If the situation described at the top of this post sounds familiar — a working marketplace, supply-side pressure climbing, and no clear signal on whether the fix is the data model, the pipeline, or the matching layer — the Vahak engagement is the closest analog in our portfolio. We worked on the platform through the phase where truck-side volume grew faster than any of the original assumptions accounted for. The write/read separation described here, the async enrichment pipeline, the H3-based route matching — those were choices made under real production pressure, not on a whiteboard.

What we bring to a marketplace at your stage is specifically the diagnostic work: figuring out whether the pain you're feeling is a data model problem, a pipeline problem, or a matching problem, because the fix for each is different and doing the wrong one wastes a quarter. If you're a logistics or marketplace startup watching the same symptoms, talk to us for a personalized assessment — no generic playbook, no assumption that what worked for Vahak works for you.

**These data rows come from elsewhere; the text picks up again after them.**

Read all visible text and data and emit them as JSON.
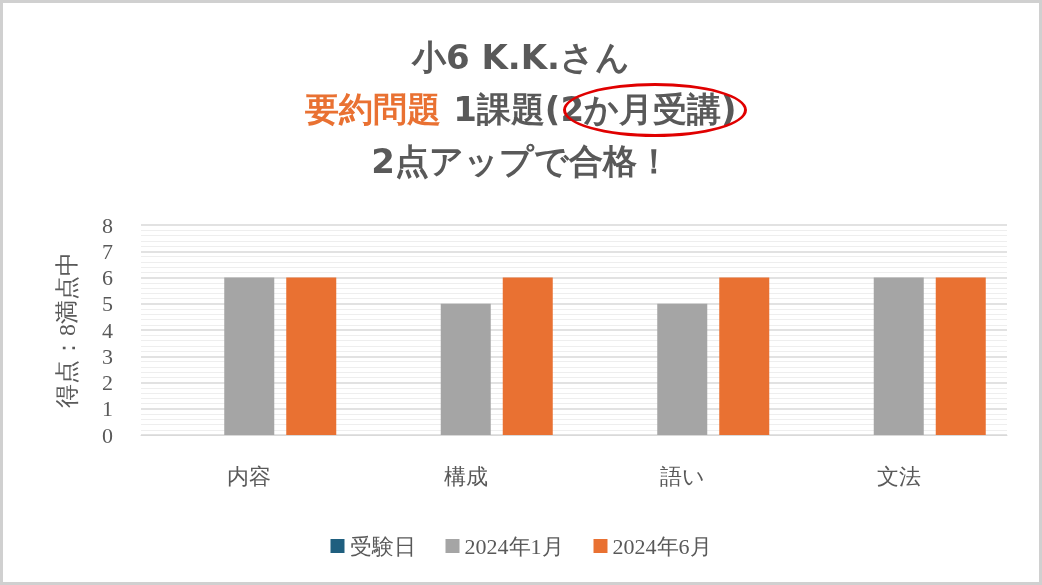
{
  "chart_data": {
    "type": "bar",
    "title": "小6 K.K.さん",
    "subtitle": "要約問題 1課題(2か月受講)",
    "annotations": [
      "2点アップで合格！"
    ],
    "ylabel": "得点：8満点中",
    "categories": [
      "内容",
      "構成",
      "語い",
      "文法"
    ],
    "series": [
      {
        "name": "受験日",
        "color": "#1f5f7f",
        "values": [
          null,
          null,
          null,
          null
        ]
      },
      {
        "name": "2024年1月",
        "color": "#a5a5a5",
        "values": [
          6,
          5,
          5,
          6
        ]
      },
      {
        "name": "2024年6月",
        "color": "#e97132",
        "values": [
          6,
          6,
          6,
          6
        ]
      }
    ],
    "ylim": [
      0,
      8
    ],
    "yticks": [
      0,
      1,
      2,
      3,
      4,
      5,
      6,
      7,
      8
    ],
    "grid": "y",
    "legend": "bottom"
  }
}
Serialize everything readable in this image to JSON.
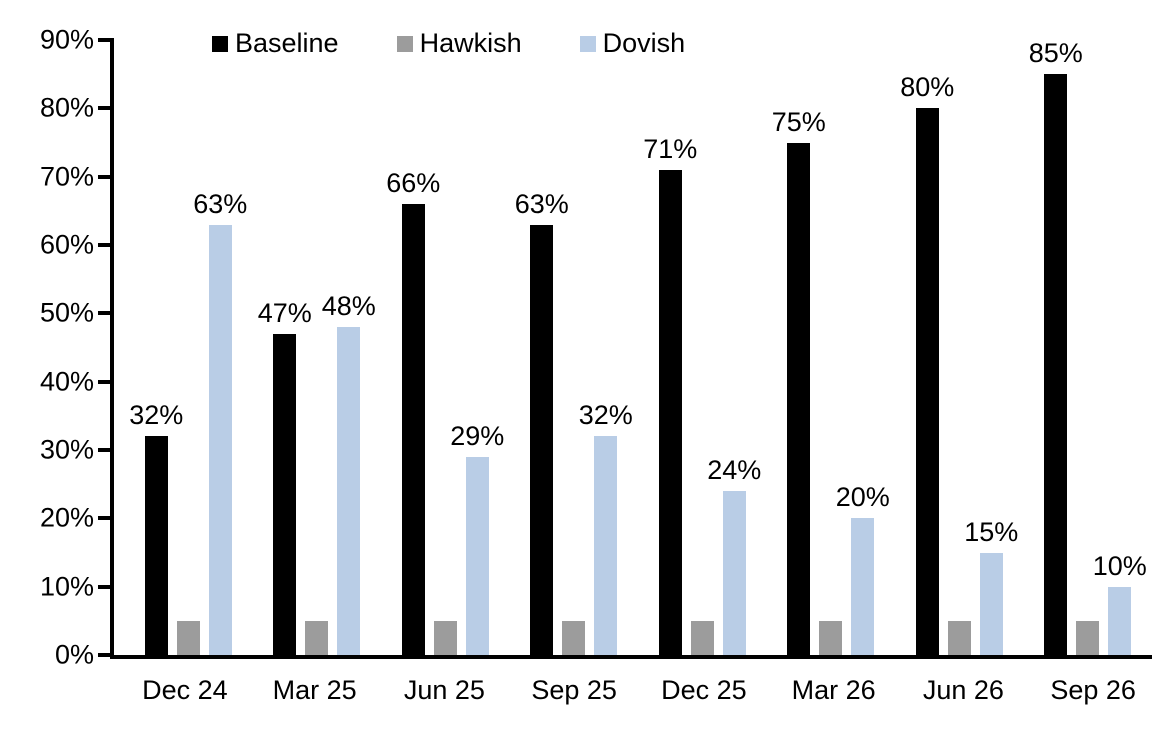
{
  "chart_data": {
    "type": "bar",
    "title": "",
    "categories": [
      "Dec 24",
      "Mar 25",
      "Jun 25",
      "Sep 25",
      "Dec 25",
      "Mar 26",
      "Jun 26",
      "Sep 26"
    ],
    "series": [
      {
        "name": "Baseline",
        "color": "#000000",
        "values": [
          32,
          47,
          66,
          63,
          71,
          75,
          80,
          85
        ],
        "labels": [
          "32%",
          "47%",
          "66%",
          "63%",
          "71%",
          "75%",
          "80%",
          "85%"
        ],
        "show_labels": true
      },
      {
        "name": "Hawkish",
        "color": "#9c9c9c",
        "values": [
          5,
          5,
          5,
          5,
          5,
          5,
          5,
          5
        ],
        "labels": [
          "",
          "",
          "",
          "",
          "",
          "",
          "",
          ""
        ],
        "show_labels": false
      },
      {
        "name": "Dovish",
        "color": "#b9cde6",
        "values": [
          63,
          48,
          29,
          32,
          24,
          20,
          15,
          10
        ],
        "labels": [
          "63%",
          "48%",
          "29%",
          "32%",
          "24%",
          "20%",
          "15%",
          "10%"
        ],
        "show_labels": true
      }
    ],
    "ylim": [
      0,
      90
    ],
    "ytick_step": 10,
    "yticks": [
      "0%",
      "10%",
      "20%",
      "30%",
      "40%",
      "50%",
      "60%",
      "70%",
      "80%",
      "90%"
    ],
    "grid": false,
    "legend_position": "top",
    "axis_color": "#000000"
  }
}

Frequently Asked Questions

When should a marketplace split its write path from its read path?

The signal is when write volume starts measurably degrading read latency, or when you find yourself adding indexes for reads and then removing them because writes got too slow. If you're past a few thousand daily writes on a shared table with heavy query traffic, it's time to at least model the split. Below that, the complexity isn't worth it.

Isn't this just CQRS?

It's in the same family. CQRS (Command Query Responsibility Segregation) is the general pattern of separating write and read models. What's described here is a pragmatic, database-level application of that idea — two tables, an async pipeline between them, no event sourcing, no separate services. You can go further (fully separate services, event-sourced write side, materialized read projections) but for most marketplaces the simpler version gets you 90% of the benefit at 20% of the complexity.

What breaks first in a logistics marketplace as supply scales?

Almost always the matching query, because it's the most index-dependent operation and it's on the hot path for every demand-side user. Onboarding latency degrades second. Ops load — support tickets about missing records, duplicate listings, stale data — climbs third and is usually the signal that leadership notices, even though the technical root cause showed up earlier.

Do we need a message queue for this, or can we use database triggers?

You can start with database triggers or a polling worker if you want to minimize infrastructure. A proper queue (Kafka, RabbitMQ, SQS, or a managed equivalent) gives you backpressure, retries, and observability that triggers do not. If your onboarding volume is bursty — and in logistics it almost always is — a queue is worth the operational overhead. If it's smooth and predictable, triggers can work for longer than people admit.

How do we handle the eventual consistency window with users?

Two things. First, make the window bounded and observable — you should know your P95 lag from write to searchable, and it should be a number you can quote. Second, be honest in the UI. Show the user their submission was received, show them when it goes live, don't pretend it's instant. Users tolerate a five-second delay they understand far better than a two-second delay that occasionally becomes thirty seconds with no explanation.